International Women’s Day: 50,000 women farmers join protest at Singhu and Tikri

Women farmers have repeatedly expressed their acute concern over the last three months, about how the three farm laws will affect their lives

 
By Pritha Bhattacharya
Published: Monday 08 March 2021
A meeting at Pakora Chowk, Singhu. Photo: Samyukt Kisan Morcha

Around 50,000 women farmers joined their male counterparts at Singhu and Tikri on the borders of Delhi March 8, 2021 to celebrate their unique and long-standing participation in India’s largest farmers’ protest.

Women cultivators and agricultural labourers perform 70 per cent of all agricultural activities, according to a report published by international coalition of non-profits, Oxfam International.

Yet, their contribution is invisibilised and they are not acknowledged as farmers, according to the report. Despite their marginal status within the agricultural sector, women’s contribution to the ongoing farmers’ protests remains unprecedented and they are fulfilling multiple roles and responsibilities within the movement.

“The way women have lent support to the ongoing farmers’ protests deserves to be celebrated. The whole world today is celebrating their contribution and the recent TIME magazine cover dedicated to women farmers is only one example of that,” Navsharan Kaur, from Jawaharlal Nehru University, New Delhi, said.

“Several revolutionary slogans from within Punjab have also emerged that convey women’s commitment to the ongoing movement. One slogan among them is: bacha bacha jhok denge zamin pe karza rok denge (We will feed the furnace of revolution with our children. We will pay back the dues to the land),” Kaur added.

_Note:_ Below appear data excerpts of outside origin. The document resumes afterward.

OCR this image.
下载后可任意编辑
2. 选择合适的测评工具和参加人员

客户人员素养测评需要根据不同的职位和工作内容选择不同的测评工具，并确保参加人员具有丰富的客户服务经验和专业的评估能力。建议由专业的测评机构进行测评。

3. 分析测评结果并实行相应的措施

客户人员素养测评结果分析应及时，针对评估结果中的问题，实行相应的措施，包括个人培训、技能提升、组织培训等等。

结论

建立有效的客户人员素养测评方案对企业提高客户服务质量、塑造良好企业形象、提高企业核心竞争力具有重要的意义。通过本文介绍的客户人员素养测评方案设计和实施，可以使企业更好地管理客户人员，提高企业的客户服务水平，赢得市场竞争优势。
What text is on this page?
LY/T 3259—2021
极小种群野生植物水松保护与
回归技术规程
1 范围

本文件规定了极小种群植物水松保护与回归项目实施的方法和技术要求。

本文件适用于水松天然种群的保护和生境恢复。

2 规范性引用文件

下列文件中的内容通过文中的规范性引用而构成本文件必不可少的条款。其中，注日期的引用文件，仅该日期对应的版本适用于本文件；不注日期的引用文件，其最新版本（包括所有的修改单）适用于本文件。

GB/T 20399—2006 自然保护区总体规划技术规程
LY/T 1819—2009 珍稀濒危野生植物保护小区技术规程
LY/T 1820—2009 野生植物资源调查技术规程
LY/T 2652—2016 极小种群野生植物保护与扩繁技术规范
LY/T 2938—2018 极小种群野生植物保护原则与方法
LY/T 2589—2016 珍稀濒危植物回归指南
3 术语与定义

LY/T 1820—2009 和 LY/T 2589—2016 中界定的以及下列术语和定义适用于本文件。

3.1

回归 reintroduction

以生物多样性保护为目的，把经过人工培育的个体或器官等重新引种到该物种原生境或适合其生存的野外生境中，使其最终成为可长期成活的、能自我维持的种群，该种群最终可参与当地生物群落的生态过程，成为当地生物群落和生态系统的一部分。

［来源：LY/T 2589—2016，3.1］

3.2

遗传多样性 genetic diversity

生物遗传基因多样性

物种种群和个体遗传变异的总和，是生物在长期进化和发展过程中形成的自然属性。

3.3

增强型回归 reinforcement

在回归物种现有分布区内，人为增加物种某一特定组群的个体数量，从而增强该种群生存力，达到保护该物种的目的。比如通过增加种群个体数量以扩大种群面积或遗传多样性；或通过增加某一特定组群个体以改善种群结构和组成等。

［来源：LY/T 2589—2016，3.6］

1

Women farmers have repeatedly expressed their acute concern over the last three months, about how the three controversial farm laws will affect their lives.

Kuljeet Kaur from Samyukt Kisan Morcha shared, “These three laws threaten to completely ruin our lives, our homes and our kitchens. When farmers don’t have money, how will they send their daughters to schools? It is a matter of our collective future,” she said.

Even though the key demand of women farmers remains the repeal of the three farm laws, as well as an assurance of minimum support prices, several other issues about women’s working conditions in the field were raised during the women’s day celebration.

“Whenever we talk about Women’s Day, we cannot ignore the fact that the largest number of women counted as workers are from agriculture. Women farmers at Singhu and Tikri are actively talking about sexual harassment, issues of Dalit landless women and women’s access to education and health-related facilities,” Kavita Kuruganti of ASHA Kisan Swaraj said.

Several women farmers are also demanding the implementation of the Swaminathan Commission report that suggested that farmers should have assured access to and control over basic resources such as land, water, credit and insurance.

Women farmers and organisers have also demanded the release of all women political prisoners including the activists arrested in the Bhima Koregaon case.

They are actively extending support to several other people-based movements that are resisting several oppressive laws brought in by the Bharatiya Janata Party-led Union government.